Mutlu Çağlar Değil, Mutlu Anlar Vardır. (J.Berger) |
İnsanlar yaşarlar, birer özel nesneymiş gibi ve bu his bu özel olma hissi onlara yaşama arzusu verir. Herkes öyle ya da böyle kendini yaşamın odak noktasına koyar, bu sayede oluşan egolarını ve iradesini tatmin için kedinin ipi takip etmesi gibi kovalar, kovalar, yakalar ve yine kovalar. Arzularının eseri olan insan istedikçe doymaz, doydukça ister ister, ta ki mezara kadar.
Bu insan topluluklarını yöneten insanlar vardır ve bunlar bu kişisel istençlerin arasına kolektif istekleri de sokmak isterler. Kişiselin faydasızlığı ve devamı devletler için bir şey ifade etmez. Ortak olarak yaratılan bu toplumsal istençler, gün gelir bireysellikleri alt eder. İnsanlar kendileri öldükten sonra hiçbir şeye yaramayan bu ölümleriyle pisipisine mezara giderler. Siyasetin maşası ve bazen hiçbir getirisi olmayan bu askeri savaşlarda ölenleri herkes bir sayı olarak ifade eder.

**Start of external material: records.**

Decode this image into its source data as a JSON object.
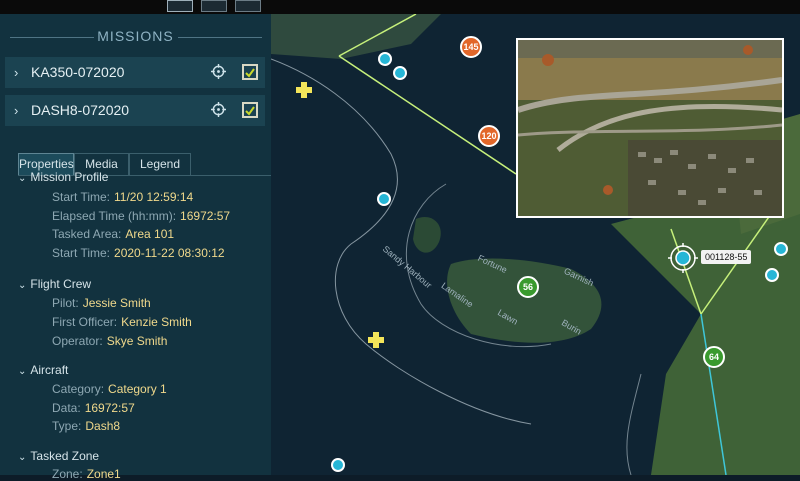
{
  "sidebar": {
    "title": "MISSIONS",
    "missions": [
      {
        "name": "KA350-072020"
      },
      {
        "name": "DASH8-072020"
      }
    ],
    "tabs": [
      "Properties",
      "Media",
      "Legend"
    ],
    "sections": {
      "mission_profile": {
        "title": "Mission Profile",
        "rows": [
          {
            "label": "Start Time:",
            "value": "11/20 12:59:14"
          },
          {
            "label": "Elapsed Time (hh:mm):",
            "value": "16972:57"
          },
          {
            "label": "Tasked Area:",
            "value": "Area 101"
          },
          {
            "label": "Start Time:",
            "value": "2020-11-22 08:30:12"
          }
        ]
      },
      "flight_crew": {
        "title": "Flight Crew",
        "rows": [
          {
            "label": "Pilot:",
            "value": "Jessie Smith"
          },
          {
            "label": "First Officer:",
            "value": "Kenzie Smith"
          },
          {
            "label": "Operator:",
            "value": "Skye Smith"
          }
        ]
      },
      "aircraft": {
        "title": "Aircraft",
        "rows": [
          {
            "label": "Category:",
            "value": "Category 1"
          },
          {
            "label": "Data:",
            "value": "16972:57"
          },
          {
            "label": "Type:",
            "value": "Dash8"
          }
        ]
      },
      "tasked_zone": {
        "title": "Tasked Zone",
        "rows": [
          {
            "label": "Zone:",
            "value": "Zone1"
          }
        ]
      }
    }
  },
  "map": {
    "markers": [
      "145",
      "120",
      "56",
      "64"
    ],
    "tag": "001128-55",
    "place_labels": [
      "Sandy Harbour",
      "Fortune",
      "Garnish",
      "Lamaline",
      "Lawn",
      "Burin"
    ]
  },
  "colors": {
    "sidebar_bg": "#12323f",
    "mission_bg": "#1b4351",
    "value_text": "#f0d98c",
    "marker_orange": "#e2672a",
    "marker_green": "#3a9a2e",
    "marker_cyan": "#26b6d6",
    "zone_green": "#c6f07b",
    "zone_cyan": "#3fc6d8"
  }
}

Bu siyasi mekanizmalar halkının toplumunun iyiliği için insan harcarlar ve yine kendi insanlarını harcarlar. O ülke için mutlu bir çağ, başarılı bir dönem yaratmak için. Fakat araçlarının yine insanlar olması çok büyük bir ikilemdir. İyi bir gelecek için o ölen insanların anlarını satan almak çok doğaldır ve bunların çoğu siyasetin cilvesi olarak görülür. Tarih kitaplarında genel akışa bakıldığında neden yapıldığı bile belirsiz bu yüzlercesi kadar geçen başka bir olguya rastlamayız. Kısacası ve özü benden mutlu anlarımı satın alan ve bunun karşılığında hiçbir şey vermeyen savaşta neden öleyim. Neden öldüreyim, ben olmadıktan sonra ne fark eder. Bana mutlu anlarım lazım değil mi?